10.2 A bottom-up recognizer using a passive chart

In this section, we are going to see what a chart is and how it can be used in a bottom-up recognizer. That is, we are going to do recognition, which means we're not actually going to build the parse trees. But it will be clear that all the information needed to carry out full parsing is there on the chart --- the recognition algorithm takes us most of the way to a full parser.

But first things first --- what is a chart anyway? Simply a record of what information we have found where. For example, suppose we were trying to parse the sentence "Jules handed the gun to Marsellus". Then a (very simple and incomplete) chart for this string is:

-- pn -- | | | | 0 Jules 1 handed 2 the 3 gun 4 to 5 Marsellus 6

This chart is made up of nodes and edges (or arcs). The nodes are the numbers 0,1,2,3,4,5, and 6. The nodes mark positions in the input --- clearly every word is picked out by a pair of numbers. For example, the word to is the word between positions 4 and 5. Arcs join nodes, and their function is to tell us what structure we have recognized where. In the above chart there is only one edge, namely the one that goes from 0 to 1. We say that this edge spans 0,1. Note that this edge is labelled pn.
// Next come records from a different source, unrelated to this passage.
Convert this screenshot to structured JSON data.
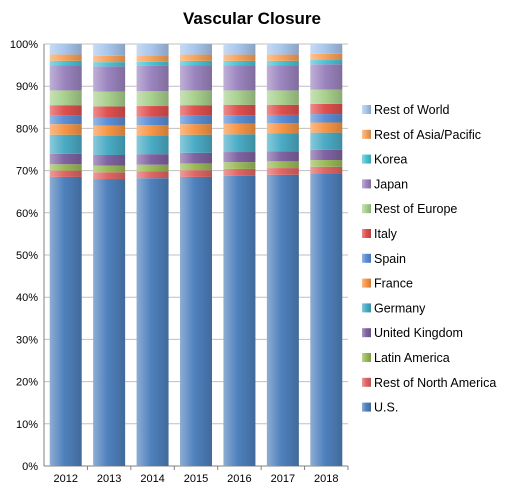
{
  "chart_data": {
    "type": "bar",
    "stacked": true,
    "percent": true,
    "title": "Vascular Closure",
    "xlabel": "",
    "ylabel": "",
    "ylim": [
      0,
      100
    ],
    "yticks": [
      "0%",
      "10%",
      "20%",
      "30%",
      "40%",
      "50%",
      "60%",
      "70%",
      "80%",
      "90%",
      "100%"
    ],
    "grid": "horizontal",
    "legend_position": "right",
    "categories": [
      "2012",
      "2013",
      "2014",
      "2015",
      "2016",
      "2017",
      "2018"
    ],
    "series": [
      {
        "name": "U.S.",
        "color": "#4F81BD",
        "values": [
          68.5,
          68.0,
          68.2,
          68.5,
          68.8,
          69.0,
          69.3
        ]
      },
      {
        "name": "Rest of North America",
        "color": "#E06666",
        "values": [
          1.5,
          1.6,
          1.6,
          1.6,
          1.6,
          1.6,
          1.6
        ]
      },
      {
        "name": "Latin America",
        "color": "#9BBB59",
        "values": [
          1.5,
          1.6,
          1.6,
          1.6,
          1.6,
          1.6,
          1.6
        ]
      },
      {
        "name": "United Kingdom",
        "color": "#8064A2",
        "values": [
          2.5,
          2.5,
          2.5,
          2.5,
          2.4,
          2.4,
          2.4
        ]
      },
      {
        "name": "Germany",
        "color": "#4BACC6",
        "values": [
          4.5,
          4.5,
          4.4,
          4.3,
          4.2,
          4.2,
          4.1
        ]
      },
      {
        "name": "France",
        "color": "#F79646",
        "values": [
          2.5,
          2.5,
          2.5,
          2.5,
          2.5,
          2.4,
          2.4
        ]
      },
      {
        "name": "Spain",
        "color": "#5B8FD6",
        "values": [
          2.0,
          2.0,
          2.0,
          2.0,
          2.0,
          2.0,
          2.0
        ]
      },
      {
        "name": "Italy",
        "color": "#E05050",
        "values": [
          2.5,
          2.5,
          2.5,
          2.5,
          2.5,
          2.4,
          2.4
        ]
      },
      {
        "name": "Rest of Europe",
        "color": "#A9D18E",
        "values": [
          3.5,
          3.5,
          3.5,
          3.5,
          3.4,
          3.4,
          3.4
        ]
      },
      {
        "name": "Japan",
        "color": "#9C85C0",
        "values": [
          6.0,
          6.0,
          6.0,
          6.0,
          6.0,
          6.0,
          6.0
        ]
      },
      {
        "name": "Korea",
        "color": "#4BC3D6",
        "values": [
          1.0,
          1.0,
          1.0,
          1.0,
          1.0,
          1.0,
          1.0
        ]
      },
      {
        "name": "Rest of Asia/Pacific",
        "color": "#F7A35C",
        "values": [
          1.5,
          1.5,
          1.5,
          1.5,
          1.5,
          1.5,
          1.5
        ]
      },
      {
        "name": "Rest of World",
        "color": "#A9C6EC",
        "values": [
          2.5,
          2.8,
          2.7,
          2.5,
          2.5,
          2.5,
          2.3
        ]
      }
    ]
  }
}
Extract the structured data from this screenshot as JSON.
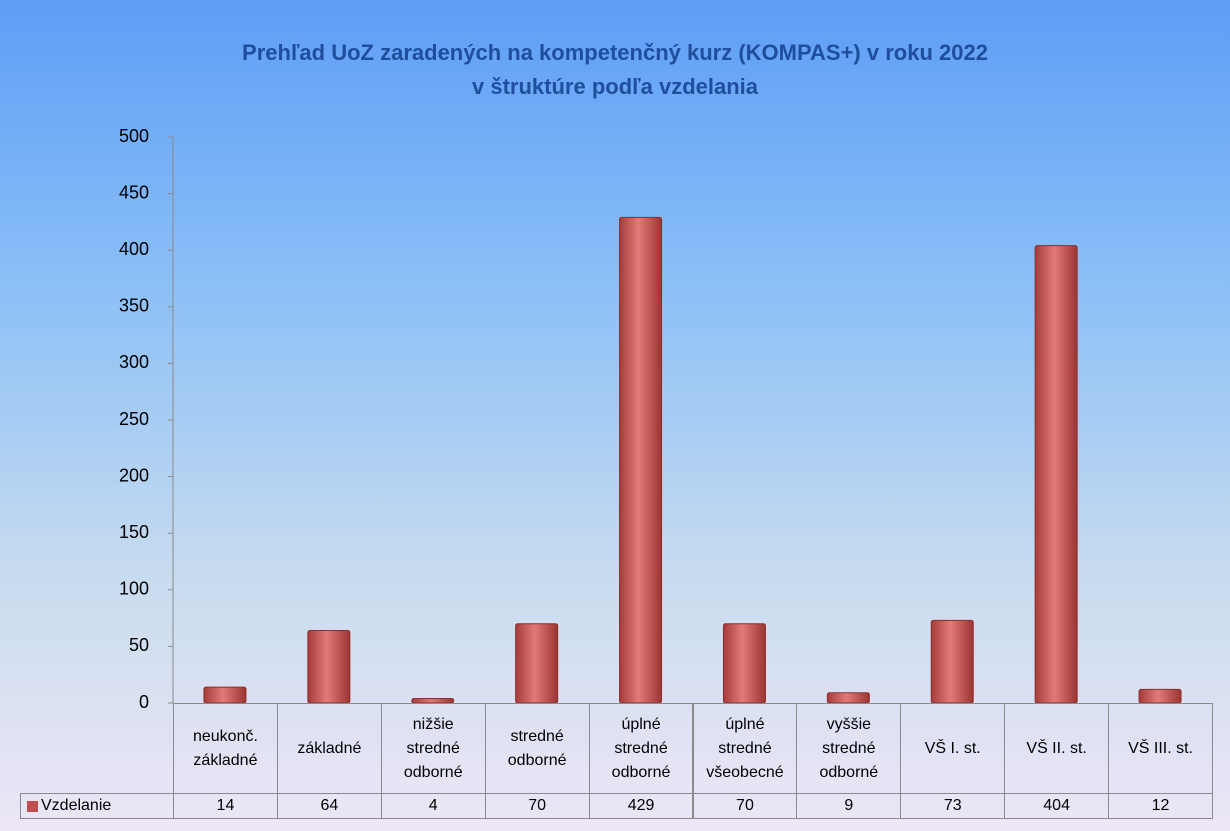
{
  "chart_data": {
    "type": "bar",
    "title": [
      "Prehľad UoZ zaradených na kompetenčný kurz (KOMPAS+) v roku 2022",
      "v štruktúre podľa vzdelania"
    ],
    "categories": [
      "neukonč. základné",
      "základné",
      "nižšie stredné odborné",
      "stredné odborné",
      "úplné stredné odborné",
      "úplné stredné všeobecné",
      "vyššie stredné odborné",
      "VŠ I. st.",
      "VŠ II. st.",
      "VŠ III. st."
    ],
    "series": [
      {
        "name": "Vzdelanie",
        "color": "#c0504d",
        "values": [
          14,
          64,
          4,
          70,
          429,
          70,
          9,
          73,
          404,
          12
        ]
      }
    ],
    "ylim": [
      0,
      500
    ],
    "yticks": [
      0,
      50,
      100,
      150,
      200,
      250,
      300,
      350,
      400,
      450,
      500
    ],
    "grid": false
  }
}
Thus this edge tells us that between 0 and 1 we have found a proper name.

Passive chart parsing essentially proceeds by progressively adding more arcs to the chart as we discover more and more about the input string. The algorithm we are going to look at is a bottom-up algorithm. Hence, it starts from the concrete information given in the input string, and works its way upwards to increasingly more abstract levels (and in particular, to the sentence level) by making use of CFG rules right-to-left. In terms of arcs in the chart that means that we are going to use CFG rules right-to-left to combine arcs that are already present in the chart to form larger arcs. For example: suppose we have an arc going from node 2 to node 3 which is labelled det and an arc from 3 to 4 labelled n in our chart. Then the rule $\verb+np ---> [det,n]+$ allows us to add an arc going from 2 to 4 which is labelled np.
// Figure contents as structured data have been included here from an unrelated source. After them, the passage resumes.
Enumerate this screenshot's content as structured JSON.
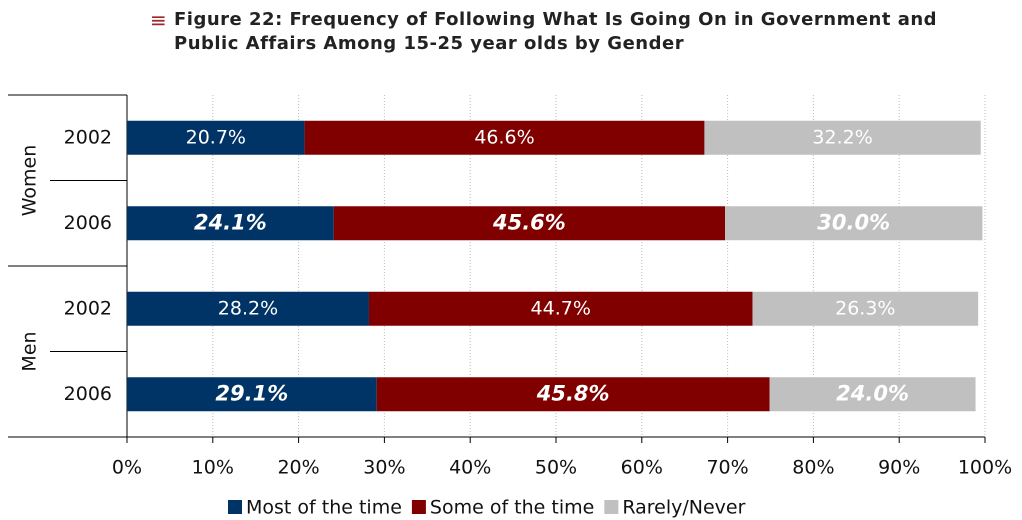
{
  "chart_data": {
    "type": "stacked-bar-horizontal",
    "title": "Figure 22: Frequency of Following What Is Going On in Government and Public Affairs Among 15-25 year olds by Gender",
    "groups": [
      "Women",
      "Men"
    ],
    "categories": [
      "2002",
      "2006",
      "2002",
      "2006"
    ],
    "series": [
      {
        "name": "Most of the time",
        "color": "#003366",
        "values": [
          20.7,
          24.1,
          28.2,
          29.1
        ],
        "value_labels": [
          "20.7%",
          "24.1%",
          "28.2%",
          "29.1%"
        ]
      },
      {
        "name": "Some of the time",
        "color": "#800000",
        "values": [
          46.6,
          45.6,
          44.7,
          45.8
        ],
        "value_labels": [
          "46.6%",
          "45.6%",
          "44.7%",
          "45.8%"
        ]
      },
      {
        "name": "Rarely/Never",
        "color": "#c0c0c0",
        "values": [
          32.2,
          30.0,
          26.3,
          24.0
        ],
        "value_labels": [
          "32.2%",
          "30.0%",
          "26.3%",
          "24.0%"
        ]
      }
    ],
    "xlim": [
      0,
      100
    ],
    "xticks": [
      {
        "value": 0,
        "label": "0%"
      },
      {
        "value": 10,
        "label": "10%"
      },
      {
        "value": 20,
        "label": "20%"
      },
      {
        "value": 30,
        "label": "30%"
      },
      {
        "value": 40,
        "label": "40%"
      },
      {
        "value": 50,
        "label": "50%"
      },
      {
        "value": 60,
        "label": "60%"
      },
      {
        "value": 70,
        "label": "70%"
      },
      {
        "value": 80,
        "label": "80%"
      },
      {
        "value": 90,
        "label": "90%"
      },
      {
        "value": 100,
        "label": "100%"
      }
    ],
    "grid": true,
    "legend": "bottom"
  }
}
Example is the best way to learn, so let's now look at a concrete bottom-up chart parsing algorithm. Suppose we are working with the ourEng.pl grammar, and we want to analyze the sentence "Vincent shot Marsellus". How do we do so using the bottom-up algorithm? As follows. First, we start with the empty chart:

0 vincent 1 shot 2 marsellus 3

Then we read the first word (word 0,1) and build all arcs that our grammar and lexicon allow us to build for this word. First, we can use the lexical rule lex(vincent,det) to build an arc labelled pn going from position 0 to position 1. We add this arc to the chart and check whether we can maybe use it build further arcs. And in fact, we have the rule $\verb+np ---> [pn]+$ . Reading it from right to left, we can use the newly added arc to build a second arc from 0 to 1 which is labelled np. Now, there is no more that we can do: there are no other lexical entries for vincent, no more rules that have [pn] as their right and side and no rules that have [np] as their right hand side. We therefore get the following chart:

-- np -- | | | | -- pn -- | | | | 0 vincent 1 shot 2 marsellus 3

When nothing can be done for the first word anymore, we read the second word and all the arcs that we can build for that word and from combinations of the new arcs with arcs that are already in the chart. That is, we add all new arcs that can be build for the substring between 0 and 2. Given the grammar ourEng.pl there is only one thing that we can do: add a tv-arc from position 1 to position 2. We get:

-- np -- | | | | -- pn -- -- tv -- | | | | | | 0 vincent 1 shot 2 marsellus 3

Nothing more can be done for the substring between node 0 and node 2. So, we read the next word (word 2,3) and add all new arcs for the span 0,3.

The lexical rule lex(marsellus,pn) let's us add the pn-arc from 2 to 3. The we can use the rule $\verb+np ---> [pn]+$ to build the np-arc between 2 and 3. This arc can then be combined with the tv-arc from 1 to 2 using the rule $\verb+vp ---> [tv,np]+$ . Finally, the vp-arc which is created this way can be combined with the np-arc from 0 to 1 to form a sentence spanning 0 to 3 ( $\verb+s ---> [np,vp]+$ ).

------------- s ------------------ | | | | | --------- vp --------- | | | | | | -- np -- --- np --- | | | | | | | | -- pn -- -- tv -- --- pn --- | | | | | | | | 0 vincent 1 shot 2 marsellus 3

At this stage the algorithm halts. Why? Well --- the chart contains all the arcs that can possibly be built for the string from 0 to 3 and there are no more words to be read. Pretty clearly, we have succeeded in recognizing that the input was a sentence. After all, the very last edge we added spans the entire input (that is, positions 0 to 3) and tells us that it has category s.